I am trying to convert some files from impute2 phased output (haps files),
Most of the lines look like this:
--- SNP BP A1 A2 ID1HAP1 ID2HAP2 ...
--- rs62224609 16051249 T C 0 0 0 0 0 0 0 1 0 0 1
--- rs62224610 16051347 G C 0 1 0 1 1 0 0 1 0 0 1
--- rs143503259 16051453 A C 0 0 0 0 0 0 0 1 0 0
--- rs192339082 16051477 C A 0 0 0 0 0 0 0 0 0 0
--- rs79725552 16051480 T C 0 0 0 0 0 0 0 0 0 0 0
--- rs141578542 16051497 A G 0 1 0 1 1 0 0 1 0 0
--- rs201906224 16051722 TA T 0 0 0 0 0 0 0 0 0 0
--- rs2843213 16051882 C T 0 0 0 0 0 0 0 0 0 0 0
--- rs4965031 16052080 G A 0 0 0 0 0 0 0 0 0 0 0
--- rs6518413 16052239 A G 0 0 0 0 0 1 0 0 0 0 0
Question 1: Does 0 stand for allele 1 and 1 for allele 2? For example, in this line:
--- rs6518413 16052239 A G 0 0 0 0 0 1 0 0 0 0 0
Does 0 stand for A and 1 for G here?
Question 2: Some lines contain multiple characters in the A1 or A2 column, what do those characters stand for? (I am guessing indel, but not sure.)
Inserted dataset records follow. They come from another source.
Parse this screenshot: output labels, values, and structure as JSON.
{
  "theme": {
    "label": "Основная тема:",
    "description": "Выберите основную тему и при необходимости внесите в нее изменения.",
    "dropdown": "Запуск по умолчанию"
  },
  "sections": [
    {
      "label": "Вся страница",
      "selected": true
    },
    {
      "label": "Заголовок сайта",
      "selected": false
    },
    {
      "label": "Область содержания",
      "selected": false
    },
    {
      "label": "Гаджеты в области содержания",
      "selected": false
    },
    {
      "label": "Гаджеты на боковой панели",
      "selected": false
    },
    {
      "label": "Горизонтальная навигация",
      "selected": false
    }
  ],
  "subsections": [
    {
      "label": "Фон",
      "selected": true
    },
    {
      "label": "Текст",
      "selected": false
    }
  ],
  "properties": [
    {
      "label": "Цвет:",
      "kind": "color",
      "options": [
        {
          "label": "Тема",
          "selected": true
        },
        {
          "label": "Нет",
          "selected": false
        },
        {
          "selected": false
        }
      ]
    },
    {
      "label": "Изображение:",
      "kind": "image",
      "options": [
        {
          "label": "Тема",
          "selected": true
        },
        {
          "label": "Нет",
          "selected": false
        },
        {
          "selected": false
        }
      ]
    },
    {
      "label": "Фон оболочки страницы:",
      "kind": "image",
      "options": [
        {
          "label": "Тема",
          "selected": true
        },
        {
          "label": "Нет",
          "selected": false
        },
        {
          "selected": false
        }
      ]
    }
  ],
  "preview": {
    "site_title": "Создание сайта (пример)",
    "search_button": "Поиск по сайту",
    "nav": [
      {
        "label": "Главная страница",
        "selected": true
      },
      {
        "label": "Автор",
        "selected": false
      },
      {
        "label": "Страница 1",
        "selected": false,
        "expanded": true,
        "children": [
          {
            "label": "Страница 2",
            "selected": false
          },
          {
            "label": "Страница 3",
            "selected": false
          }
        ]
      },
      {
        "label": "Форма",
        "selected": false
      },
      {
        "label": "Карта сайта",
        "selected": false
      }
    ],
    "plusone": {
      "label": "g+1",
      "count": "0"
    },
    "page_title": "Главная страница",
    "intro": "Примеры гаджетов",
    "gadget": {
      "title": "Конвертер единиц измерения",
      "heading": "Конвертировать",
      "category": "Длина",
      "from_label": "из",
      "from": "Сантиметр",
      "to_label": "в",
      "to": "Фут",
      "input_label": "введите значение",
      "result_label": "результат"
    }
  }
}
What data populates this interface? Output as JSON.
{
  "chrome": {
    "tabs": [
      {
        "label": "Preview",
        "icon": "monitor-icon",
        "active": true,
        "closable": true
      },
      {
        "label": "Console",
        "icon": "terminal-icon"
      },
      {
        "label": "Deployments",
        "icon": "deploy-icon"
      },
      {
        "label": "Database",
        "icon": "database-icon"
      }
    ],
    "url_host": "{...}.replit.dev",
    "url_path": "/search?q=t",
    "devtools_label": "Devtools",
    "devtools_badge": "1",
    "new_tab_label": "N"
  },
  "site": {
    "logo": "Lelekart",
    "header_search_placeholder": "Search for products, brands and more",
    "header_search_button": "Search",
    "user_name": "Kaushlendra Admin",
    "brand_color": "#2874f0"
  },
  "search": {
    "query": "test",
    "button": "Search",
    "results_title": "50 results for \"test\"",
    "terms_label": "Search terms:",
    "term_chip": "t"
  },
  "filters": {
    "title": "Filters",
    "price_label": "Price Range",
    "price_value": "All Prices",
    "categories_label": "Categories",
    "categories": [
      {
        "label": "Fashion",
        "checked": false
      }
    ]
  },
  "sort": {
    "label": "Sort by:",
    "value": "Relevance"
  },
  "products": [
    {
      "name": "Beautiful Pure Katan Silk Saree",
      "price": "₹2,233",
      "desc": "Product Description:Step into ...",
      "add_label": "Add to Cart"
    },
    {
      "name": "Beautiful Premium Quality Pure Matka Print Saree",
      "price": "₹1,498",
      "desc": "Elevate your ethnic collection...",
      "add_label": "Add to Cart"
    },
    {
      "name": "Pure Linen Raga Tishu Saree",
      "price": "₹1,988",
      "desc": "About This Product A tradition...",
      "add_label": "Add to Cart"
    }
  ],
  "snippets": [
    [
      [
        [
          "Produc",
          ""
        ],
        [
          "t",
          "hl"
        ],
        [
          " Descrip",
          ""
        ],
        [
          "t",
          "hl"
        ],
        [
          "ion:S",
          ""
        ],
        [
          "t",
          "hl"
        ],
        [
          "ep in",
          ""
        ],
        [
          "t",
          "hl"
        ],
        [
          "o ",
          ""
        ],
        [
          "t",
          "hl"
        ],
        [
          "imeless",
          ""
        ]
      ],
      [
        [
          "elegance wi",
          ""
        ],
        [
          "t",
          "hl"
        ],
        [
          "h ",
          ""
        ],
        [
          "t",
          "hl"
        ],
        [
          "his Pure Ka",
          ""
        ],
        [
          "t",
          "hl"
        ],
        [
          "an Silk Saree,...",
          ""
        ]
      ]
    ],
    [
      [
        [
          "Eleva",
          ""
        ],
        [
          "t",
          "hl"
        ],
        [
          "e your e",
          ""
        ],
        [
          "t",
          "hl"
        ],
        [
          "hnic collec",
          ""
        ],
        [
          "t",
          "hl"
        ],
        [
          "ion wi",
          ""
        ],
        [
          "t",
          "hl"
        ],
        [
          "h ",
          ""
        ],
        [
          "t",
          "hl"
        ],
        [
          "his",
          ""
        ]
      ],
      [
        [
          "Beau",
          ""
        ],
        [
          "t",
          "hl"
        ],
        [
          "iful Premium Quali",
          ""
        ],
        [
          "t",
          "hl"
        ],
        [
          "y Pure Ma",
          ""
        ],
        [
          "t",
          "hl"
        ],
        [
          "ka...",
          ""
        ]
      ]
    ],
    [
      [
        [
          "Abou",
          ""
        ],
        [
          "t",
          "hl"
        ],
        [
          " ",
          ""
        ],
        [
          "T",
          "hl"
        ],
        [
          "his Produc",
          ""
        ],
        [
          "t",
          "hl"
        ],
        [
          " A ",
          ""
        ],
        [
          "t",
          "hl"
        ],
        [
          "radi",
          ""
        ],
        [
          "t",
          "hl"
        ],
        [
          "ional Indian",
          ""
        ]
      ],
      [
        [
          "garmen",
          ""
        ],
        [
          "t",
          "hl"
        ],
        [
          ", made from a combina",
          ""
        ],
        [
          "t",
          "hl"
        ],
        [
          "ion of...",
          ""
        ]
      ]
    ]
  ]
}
--- SNP BP A1 A2 ID1HAP1 ID2HAP2 ...
--- chr22:16078656 16078656 G GTGTC 1 1 1 1 1 1 1 1 1 1 1 1 1 1 1 1 1
--- rs199998412 16134558 ATAACT A 0 0 0 0 0 0 0 0 0 0 0 0 0 0 0 0 0 0
--- rs201164934 16151190 TGCCTA T 0 0 0 0 0 0 0 0 0 0 0 0 0 0 0 0 0 0
--- rs199662619 16166919 ATATTTTCTGCACATATT A 0 0 0 0 0 0 0 0 0 0 0 0
--- rs200691780 16197677 TAAAG T 0 0 0 0 0 0 0 0 0 0 0 0 0 0 0 0 0 0
--- chr22:16231367 16231367 G GAGAA 1 1 1 1 1 1 1 1 1 1 1 1 1 1 1 1 1
--- rs201020033 16368171 CAGAG C 0 0 0 0 0 0 0 0 0 0 0 0 0 0 0 0 0 0
--- chr22:16380919 16380919 A AAAAT 1 1 1 1 1 1 1 1 1 1 1 1 1 1 1 1 1
--- rs141841004 16432988 GTACT G 0 0 0 0 0 0 0 0 0 0 0 0 0 0 0 0 0 0
--- rs200126408 16459572 TATATATAG T 0 0 0 0 0 0 0 0 0 0 0 0 0 0 0 0
For example, in this line:
--- chr22:16078656 16078656 G GTGTC 1 1 1 1 1 1 1 1 1 1 1 1 1 1 1 1 1
what does GTGTC stand for?
Here is a typical phased output from mach:
232->232 HAPLO1 TTGACCCCGATGTGTTAAGACCGTATCACTCCACTCTTCAAGTCGGGATTGTC
232->232 HAPLO2 TGACCCCCAACGTGCCAAGACCGTGCTGACCAGTCCTTTACACCGAAATTATT
2921->2921 HAPLO1 TTGAACCCAACGTGCCAATGCTATGCTACCCAGCTTCCCAAGCCGAAGTTG
2921->2921 HAPLO2 TGGCCCCCAATGTGCCAATGCTATGCTACCCAGTCCTCCGAGCTGAAGTTG
3370->3370 HAPLO1 TTGAACCCGACGTGTTAAGACCGTATCACTCCATCCTTCAAGTCGGGACTA
For each individual, there are two lines, one line for each haplotype. The third column contains genotype data, one letter for each SNP.
So, question 3: in case I want to convert impute2 phased output to mach phased output, how should I represent the mutations more complicated than a bi-allelic polymorphism?
Thanks! About 3(2), MaCH also has a phased output format, in which you can use 1,2,3 and 4 to represent A, C, G and T. But I don't know how to handle indels here.